Estonia’s history with marijuana follows a similar story as that of other European countries. For decades, carrying, cultivating, producing or selling cannabis carried severe punishments. In the early 21st century, however, lawmakers decriminalized the possession of 7.5 grams of marijuana.
Later, in 2005, the country legalized medical cannabis through a Ministry of Social Affairs regulation. Since then, legislators haven’t moved to establish a medical marijuana program, though recent petitions are beginning to catch the government’s attention.
While Estonia decriminalized possessing marijuana, cultivating, selling and possessing it are all still illegal. In most cases, violating these laws results in an administrative arrest, but can still lead to fines and prison time. Transporting or delivering cannabis poses the most significant punishment, with a minimum imprisonment of three years and a maximum of 20.

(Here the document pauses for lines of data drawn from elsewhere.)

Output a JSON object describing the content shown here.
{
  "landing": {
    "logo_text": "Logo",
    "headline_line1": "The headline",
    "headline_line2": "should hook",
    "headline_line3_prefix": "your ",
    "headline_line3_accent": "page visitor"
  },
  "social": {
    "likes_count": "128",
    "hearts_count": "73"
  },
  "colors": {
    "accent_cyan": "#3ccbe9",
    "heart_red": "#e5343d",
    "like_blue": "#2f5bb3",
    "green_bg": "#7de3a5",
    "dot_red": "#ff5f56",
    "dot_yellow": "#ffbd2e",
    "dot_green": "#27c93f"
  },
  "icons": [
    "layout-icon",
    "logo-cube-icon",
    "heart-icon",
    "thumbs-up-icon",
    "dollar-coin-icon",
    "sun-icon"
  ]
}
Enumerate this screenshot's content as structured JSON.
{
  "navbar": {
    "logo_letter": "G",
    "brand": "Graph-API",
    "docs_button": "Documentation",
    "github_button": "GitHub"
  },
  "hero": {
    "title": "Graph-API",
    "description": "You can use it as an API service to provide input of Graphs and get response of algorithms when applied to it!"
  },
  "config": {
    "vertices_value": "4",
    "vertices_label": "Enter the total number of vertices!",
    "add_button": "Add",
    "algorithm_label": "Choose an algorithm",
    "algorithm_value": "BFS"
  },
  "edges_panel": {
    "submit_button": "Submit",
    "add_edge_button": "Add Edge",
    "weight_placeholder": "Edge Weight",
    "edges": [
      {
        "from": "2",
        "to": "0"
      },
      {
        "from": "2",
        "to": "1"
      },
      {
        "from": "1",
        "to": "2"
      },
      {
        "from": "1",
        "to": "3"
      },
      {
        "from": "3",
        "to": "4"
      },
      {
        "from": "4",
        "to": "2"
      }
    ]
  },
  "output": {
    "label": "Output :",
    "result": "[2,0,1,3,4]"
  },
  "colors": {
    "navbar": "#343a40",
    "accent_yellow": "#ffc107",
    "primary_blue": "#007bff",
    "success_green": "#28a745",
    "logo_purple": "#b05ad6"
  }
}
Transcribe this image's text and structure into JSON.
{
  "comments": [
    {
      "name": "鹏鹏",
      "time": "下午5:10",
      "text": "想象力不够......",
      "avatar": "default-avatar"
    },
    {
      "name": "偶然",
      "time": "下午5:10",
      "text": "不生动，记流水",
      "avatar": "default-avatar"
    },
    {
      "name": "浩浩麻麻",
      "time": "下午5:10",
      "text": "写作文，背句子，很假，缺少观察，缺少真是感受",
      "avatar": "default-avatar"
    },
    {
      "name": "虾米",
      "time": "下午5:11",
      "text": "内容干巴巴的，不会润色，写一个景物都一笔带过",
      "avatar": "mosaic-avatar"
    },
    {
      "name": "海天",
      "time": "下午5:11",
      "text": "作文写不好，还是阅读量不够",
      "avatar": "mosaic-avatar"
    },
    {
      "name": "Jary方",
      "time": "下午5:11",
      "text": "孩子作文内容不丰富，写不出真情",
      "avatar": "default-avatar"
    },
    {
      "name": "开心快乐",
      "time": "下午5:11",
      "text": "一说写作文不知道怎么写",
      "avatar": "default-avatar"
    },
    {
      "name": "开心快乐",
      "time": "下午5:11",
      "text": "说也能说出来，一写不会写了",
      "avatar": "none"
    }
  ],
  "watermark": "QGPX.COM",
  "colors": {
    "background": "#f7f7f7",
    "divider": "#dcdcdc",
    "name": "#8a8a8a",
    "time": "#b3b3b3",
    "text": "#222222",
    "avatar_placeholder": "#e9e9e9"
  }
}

The Ministry of Health and the Ministry of Social Affairs have incorporated telemedicine into Estonia’s health system. The country’s telemedicine program launched in 2008, and several hospitals support it, including the Tartu University Hospital Foundation, East Tallinn Central Hospital and North Estonia Medical Centre.
Due to the nature of Estonia’s medical cannabis program, legislators don’t define a set of qualifying conditions for medical marijuana. As a result, physicians may write on your behalf if they feel your condition, such as multiple sclerosis (MS) or psoriasis, would benefit from medical weed.
Agencies that oversee the process for medical marijuana, such as the Ministry of Social Affairs and INCB, do not issue identification or medical cannabis cards. If you’re approved for using medical weed, you won’t have to go through an additional application process.
Some facts about recreational and medical marijuana in Estonia include:
Penalties for recreational and medical marijuana are often fines, with only 10 to 20 percent of offenders receiving administrative arrest for 30 days. Cultivating, distributing and transporting cannabis on a commercial scale all lead to higher penalties, such as prison time.